5. Treasury and cash visibility
Treasury teams can use Gen AI to improve visibility into cash positions, liquidity trends, and potential working capital issues. When combined with structured data and strong governance, AI can help finance teams analyze cash drivers more quickly and create clearer summaries for stakeholders. This is especially useful in environments where timing, accuracy, and scenario planning all influence daily decisions.
6. Document analysis and finance communications
Finance still relies heavily on documents, from contracts to policies to internal memos. Gen AI can extract key terms, summarize long documents, and prepare communication drafts for internal or external audiences. The result is faster review and better knowledge access across teams that need to work with large amounts of finance-related content. That broader capability is one reason generative AI is now part of the finance transformation conversation rather than just an automation conversation.
Why choose The Hackett Group® for implementing generative AI in finance
1. A structured approach to adoption
Successful Gen AI programs start with a clear roadmap. The Hackett Group® describes a structured consulting approach that includes strategy development, readiness assessment, opportunity mapping, and implementation support. That matters in finance because use cases must be prioritized based on value, risk, and operational fit, not simply on technology novelty.
2. Finance-specific insight
Finance leaders need a partner that understands process performance, governance, and measurable outcomes. The Hackett Group® publicly positions its finance Gen AI services around enterprise scale, data-driven decision-making, and operational reliability. That is important because finance implementations typically require strong controls, clean data, and a realistic view of process maturity before any AI solution can deliver consistent results.
3. A practical way to identify value
The Hackett AI XPLR™ platform is designed to help enterprises identify and evaluate AI opportunities using their own business processes, technology stack, and data landscape. In finance, that kind of assessment helps teams move from broad interest to specific, implementable use cases with clear feasibility and impact considerations.

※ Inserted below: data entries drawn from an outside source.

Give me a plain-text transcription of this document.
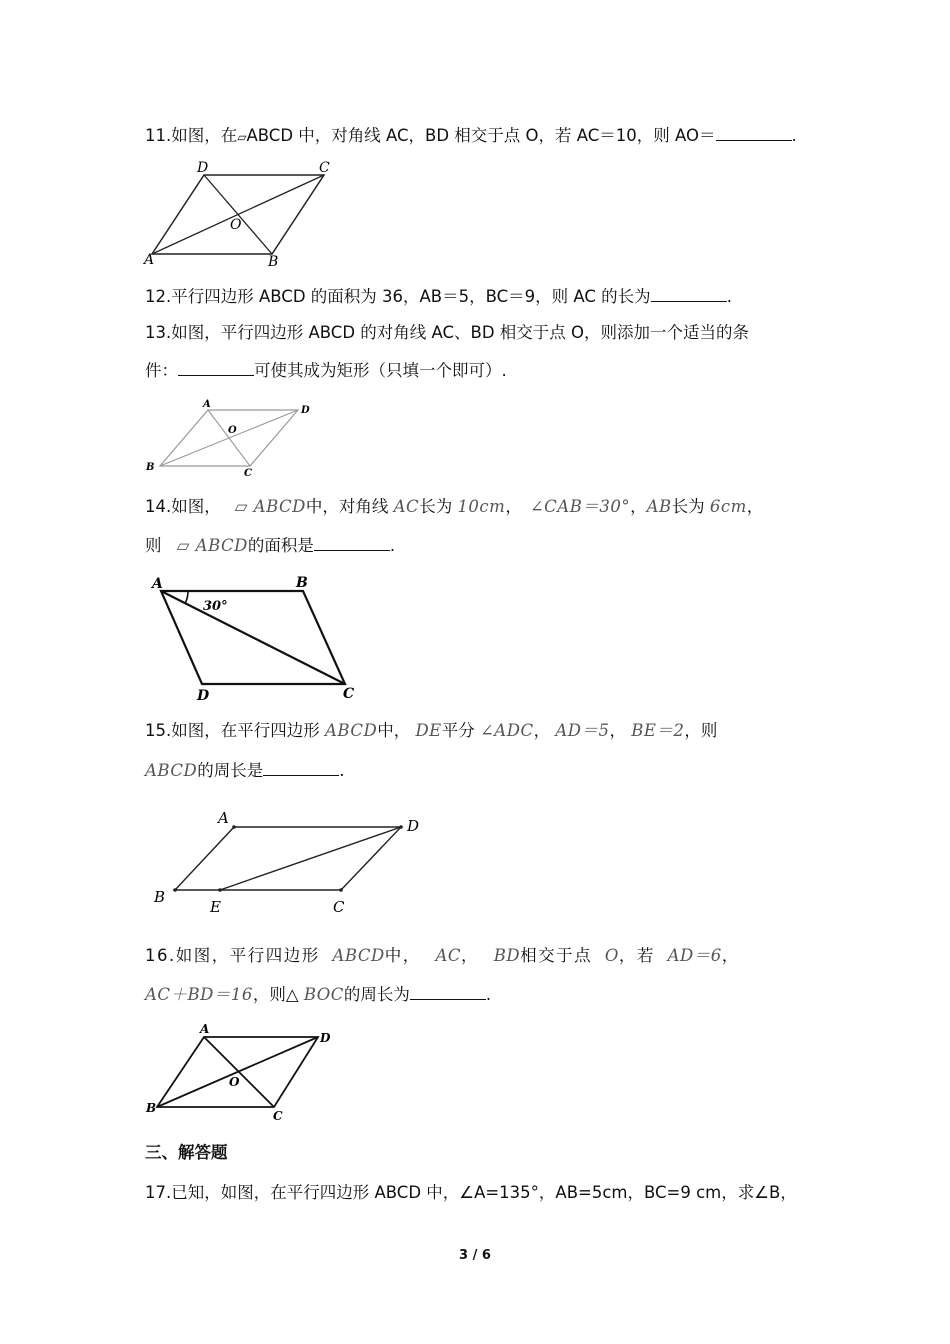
11.如图，在▱ABCD 中，对角线 AC，BD 相交于点 O，若 AC＝10，则 AO＝	.
A	B
C
D
O
12.平行四边形 ABCD 的面积为 36，AB＝5，BC＝9，则 AC 的长为	.
13.如图，平行四边形 ABCD 的对角线 AC、BD 相交于点 O，则添加一个适当的条
件：	可使其成为矩形（只填一个即可）.
A
B
C
D
O
14.如图， ▱ ABCD中，对角线 AC长为 10cm， ∠CAB＝30°，AB长为 6cm，
则 ▱ ABCD的面积是	.
A	B
C
D
30°
15.如图，在平行四边形 ABCD中， DE平分 ∠ADC， AD＝5， BE＝2，则
ABCD的周长是	.
A
B
C
D
E
16.如图，平行四边形 ABCD中， AC， BD相交于点 O，若 AD＝6，
AC＋BD＝16，则△ BOC的周长为	.
A
B
C
D
O
三、解答题
17.已知，如图，在平行四边形 ABCD 中，∠A=135°，AB=5cm，BC=9 cm，求∠B，
3 / 6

4. Measurable implementation discipline
A strong Gen AI program should do more than produce ideas. It should help organizations evaluate readiness, define the roadmap, and support deployment in a way that fits existing finance operations. The public materials from The Hackett Group® emphasize responsible adoption, governance, and measurable outcomes, which are essential in finance where accuracy and trust are nonnegotiable.
Conclusion
Generative AI is becoming a practical enabler of finance transformation. It supports faster planning, clearer reporting, stronger analysis, and more efficient handling of complex financial documents. Just as important, it gives finance teams a way to redirect effort from repetitive tasks toward higher-value work that supports the business.
Organizations that approach Gen AI with a clear strategy, strong governance, and well-defined use cases will be better positioned to capture value. The finance function does not need to adopt every possible AI application. It needs to focus on the right ones, prove value quickly, and scale responsibly. That is the path to turning generative AI into lasting finance performance improvement.